The state legislature in Springfield held public hearings on the proposed new penal code during the winter and spring of 1961. Interestingly, most of the attention and controversy focused on two key provisions. One had to do with a proposal to transfer sentencing power in criminal cases from juries to judges. Juries, apparently, were easily swayed by skilled defense lawyers, leaving prosecutors angry about light sentences. So, one major part of the new code actually took a “get tough on criminals” approach. Defense lawyers got all riled up about it, but conservative newspapers like the Tribune were all for it.

The other very controversial provision was a liberalization of the state’s abortion statute. At this time, abortion was illegal in every state. Illinois allowed hospital abortions to be performed only in cases where pregnancy endangered the life of the mother. The new code proposed also to permit abortion in cases where the pregnancy had resulted from rape or incest, or in cases where the fetus was found to have “defects.” The Catholic Church in Illinois went ballistic over these provisions, and promised to organize massive opposition against the whole code unless the current restrictive law was retained. The legislature gave in.

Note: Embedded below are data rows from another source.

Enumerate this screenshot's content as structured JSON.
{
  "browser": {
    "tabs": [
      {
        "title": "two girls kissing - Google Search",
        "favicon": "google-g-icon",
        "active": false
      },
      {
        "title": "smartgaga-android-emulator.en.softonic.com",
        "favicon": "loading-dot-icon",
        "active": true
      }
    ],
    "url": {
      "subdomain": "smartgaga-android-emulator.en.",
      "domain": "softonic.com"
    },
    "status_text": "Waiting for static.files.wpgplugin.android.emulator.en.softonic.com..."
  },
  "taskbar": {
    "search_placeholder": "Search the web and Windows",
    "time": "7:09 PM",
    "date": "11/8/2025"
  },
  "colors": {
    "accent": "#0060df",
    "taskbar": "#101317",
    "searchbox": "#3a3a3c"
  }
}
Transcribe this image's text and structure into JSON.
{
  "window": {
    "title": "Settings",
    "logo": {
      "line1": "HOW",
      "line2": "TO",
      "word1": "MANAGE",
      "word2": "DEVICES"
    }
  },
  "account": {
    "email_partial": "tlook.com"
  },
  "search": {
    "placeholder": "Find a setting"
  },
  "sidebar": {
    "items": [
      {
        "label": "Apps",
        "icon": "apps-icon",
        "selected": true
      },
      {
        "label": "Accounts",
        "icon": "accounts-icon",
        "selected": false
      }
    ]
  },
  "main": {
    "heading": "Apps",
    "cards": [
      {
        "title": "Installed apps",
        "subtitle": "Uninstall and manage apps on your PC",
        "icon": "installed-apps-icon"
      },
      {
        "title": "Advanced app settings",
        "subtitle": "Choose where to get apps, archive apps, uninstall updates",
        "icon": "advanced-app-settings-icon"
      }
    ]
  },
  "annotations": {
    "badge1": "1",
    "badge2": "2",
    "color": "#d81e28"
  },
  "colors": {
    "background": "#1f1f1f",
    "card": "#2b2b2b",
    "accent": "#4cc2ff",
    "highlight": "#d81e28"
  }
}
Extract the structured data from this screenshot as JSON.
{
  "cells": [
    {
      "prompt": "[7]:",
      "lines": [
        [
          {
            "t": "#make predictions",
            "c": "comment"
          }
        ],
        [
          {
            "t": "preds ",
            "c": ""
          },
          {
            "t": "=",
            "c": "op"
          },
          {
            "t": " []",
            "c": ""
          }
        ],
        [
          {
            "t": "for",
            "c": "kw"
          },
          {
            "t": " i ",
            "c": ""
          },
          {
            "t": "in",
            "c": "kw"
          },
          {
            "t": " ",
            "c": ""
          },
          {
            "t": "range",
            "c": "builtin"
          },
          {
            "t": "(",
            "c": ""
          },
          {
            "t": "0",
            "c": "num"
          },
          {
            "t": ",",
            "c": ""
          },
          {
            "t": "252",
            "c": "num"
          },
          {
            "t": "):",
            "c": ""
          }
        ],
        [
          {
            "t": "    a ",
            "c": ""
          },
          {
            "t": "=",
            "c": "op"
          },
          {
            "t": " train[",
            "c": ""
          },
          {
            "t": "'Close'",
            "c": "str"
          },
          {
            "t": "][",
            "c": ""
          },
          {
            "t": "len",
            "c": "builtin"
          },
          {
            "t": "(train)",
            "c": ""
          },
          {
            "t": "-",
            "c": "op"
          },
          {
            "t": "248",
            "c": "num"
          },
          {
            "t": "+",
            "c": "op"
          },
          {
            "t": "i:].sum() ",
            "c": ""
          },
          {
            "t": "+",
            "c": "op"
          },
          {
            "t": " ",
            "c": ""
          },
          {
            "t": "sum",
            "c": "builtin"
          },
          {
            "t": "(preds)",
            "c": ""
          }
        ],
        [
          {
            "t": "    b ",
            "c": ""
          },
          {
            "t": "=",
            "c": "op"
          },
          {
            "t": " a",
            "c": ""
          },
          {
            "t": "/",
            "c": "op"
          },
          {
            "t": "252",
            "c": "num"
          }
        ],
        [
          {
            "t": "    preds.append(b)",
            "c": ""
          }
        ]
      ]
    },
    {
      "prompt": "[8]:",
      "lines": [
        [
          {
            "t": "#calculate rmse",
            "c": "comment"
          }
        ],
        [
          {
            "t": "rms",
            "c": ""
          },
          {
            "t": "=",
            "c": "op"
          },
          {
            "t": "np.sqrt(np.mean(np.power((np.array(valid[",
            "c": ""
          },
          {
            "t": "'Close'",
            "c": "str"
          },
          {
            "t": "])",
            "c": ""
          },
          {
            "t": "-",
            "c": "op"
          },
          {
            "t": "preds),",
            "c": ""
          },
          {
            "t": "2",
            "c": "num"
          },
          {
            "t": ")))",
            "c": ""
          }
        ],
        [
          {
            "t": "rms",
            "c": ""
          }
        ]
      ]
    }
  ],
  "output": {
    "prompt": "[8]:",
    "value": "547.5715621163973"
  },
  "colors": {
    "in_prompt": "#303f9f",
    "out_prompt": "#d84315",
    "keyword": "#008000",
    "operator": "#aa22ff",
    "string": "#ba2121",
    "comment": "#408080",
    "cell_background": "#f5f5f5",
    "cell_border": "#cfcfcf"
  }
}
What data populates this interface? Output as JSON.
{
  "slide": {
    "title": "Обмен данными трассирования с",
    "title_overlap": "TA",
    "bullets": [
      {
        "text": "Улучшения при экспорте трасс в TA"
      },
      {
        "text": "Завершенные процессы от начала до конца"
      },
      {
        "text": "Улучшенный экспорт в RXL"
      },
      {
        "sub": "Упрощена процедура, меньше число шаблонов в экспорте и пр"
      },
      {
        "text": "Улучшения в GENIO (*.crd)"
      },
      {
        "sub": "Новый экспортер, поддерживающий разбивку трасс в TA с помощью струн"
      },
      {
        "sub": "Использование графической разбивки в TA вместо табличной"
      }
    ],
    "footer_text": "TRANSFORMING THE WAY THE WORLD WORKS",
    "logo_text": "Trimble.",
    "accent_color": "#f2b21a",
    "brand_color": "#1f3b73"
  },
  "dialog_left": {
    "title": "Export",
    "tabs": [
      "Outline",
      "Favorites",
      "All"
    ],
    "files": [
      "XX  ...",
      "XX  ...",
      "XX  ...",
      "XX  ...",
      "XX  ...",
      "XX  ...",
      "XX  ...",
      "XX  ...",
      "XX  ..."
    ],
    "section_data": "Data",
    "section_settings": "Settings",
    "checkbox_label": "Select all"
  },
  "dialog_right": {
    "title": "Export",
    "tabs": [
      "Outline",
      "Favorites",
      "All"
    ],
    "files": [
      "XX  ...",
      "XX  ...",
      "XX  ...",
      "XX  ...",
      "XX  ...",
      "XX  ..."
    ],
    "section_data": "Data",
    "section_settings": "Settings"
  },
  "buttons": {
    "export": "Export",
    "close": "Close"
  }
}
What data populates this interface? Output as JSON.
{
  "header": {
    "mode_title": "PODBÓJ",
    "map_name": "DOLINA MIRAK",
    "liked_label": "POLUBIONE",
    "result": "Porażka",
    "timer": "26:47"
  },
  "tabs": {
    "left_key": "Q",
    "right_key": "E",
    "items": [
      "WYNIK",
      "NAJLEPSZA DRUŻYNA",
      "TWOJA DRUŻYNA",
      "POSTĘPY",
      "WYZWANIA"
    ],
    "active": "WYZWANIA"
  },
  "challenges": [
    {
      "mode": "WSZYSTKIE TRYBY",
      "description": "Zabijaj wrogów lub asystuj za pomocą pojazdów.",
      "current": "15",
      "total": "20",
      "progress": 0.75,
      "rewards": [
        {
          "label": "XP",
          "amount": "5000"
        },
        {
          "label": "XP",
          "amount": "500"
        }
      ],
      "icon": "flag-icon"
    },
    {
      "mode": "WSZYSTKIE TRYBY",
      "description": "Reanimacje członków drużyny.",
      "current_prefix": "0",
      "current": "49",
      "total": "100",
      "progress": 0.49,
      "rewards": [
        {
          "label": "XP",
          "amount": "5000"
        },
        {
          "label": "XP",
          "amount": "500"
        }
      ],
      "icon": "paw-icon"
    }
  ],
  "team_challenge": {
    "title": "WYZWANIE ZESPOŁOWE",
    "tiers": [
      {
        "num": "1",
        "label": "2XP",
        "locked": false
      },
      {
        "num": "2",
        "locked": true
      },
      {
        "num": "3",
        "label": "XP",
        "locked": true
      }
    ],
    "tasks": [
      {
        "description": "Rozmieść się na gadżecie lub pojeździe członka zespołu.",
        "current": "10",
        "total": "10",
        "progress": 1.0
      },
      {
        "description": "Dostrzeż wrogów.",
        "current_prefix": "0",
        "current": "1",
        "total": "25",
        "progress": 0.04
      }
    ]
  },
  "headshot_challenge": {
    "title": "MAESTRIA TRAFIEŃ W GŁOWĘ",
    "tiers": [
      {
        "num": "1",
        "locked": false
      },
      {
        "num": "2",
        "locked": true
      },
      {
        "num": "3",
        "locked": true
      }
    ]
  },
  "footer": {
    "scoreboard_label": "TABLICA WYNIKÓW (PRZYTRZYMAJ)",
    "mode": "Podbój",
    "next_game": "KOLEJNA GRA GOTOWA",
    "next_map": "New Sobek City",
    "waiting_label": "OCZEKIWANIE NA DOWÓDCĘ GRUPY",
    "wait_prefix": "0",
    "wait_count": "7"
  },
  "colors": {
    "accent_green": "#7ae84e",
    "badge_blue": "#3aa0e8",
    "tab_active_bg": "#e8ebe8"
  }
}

With all this debate about sentencing provisions and abortion, the elimination of the Illinois sodomy statute went unremarked upon, at least as far as I’ve been able to find after a first look through Chicago’s newspapers. None of the articles I’ve uncovered in the press from 1960 and 1961 mention the decriminalization of sex between consenting adults in private. Thus, on January 1, 1962, Illinois became the first state without a so-called “sodomy” or “crime against nature” law. You could say it was an historic moment, the first step in a journey that ended with the Lawrence decision in 2003. But I’m not sure that many people, including most gay folks, even knew it.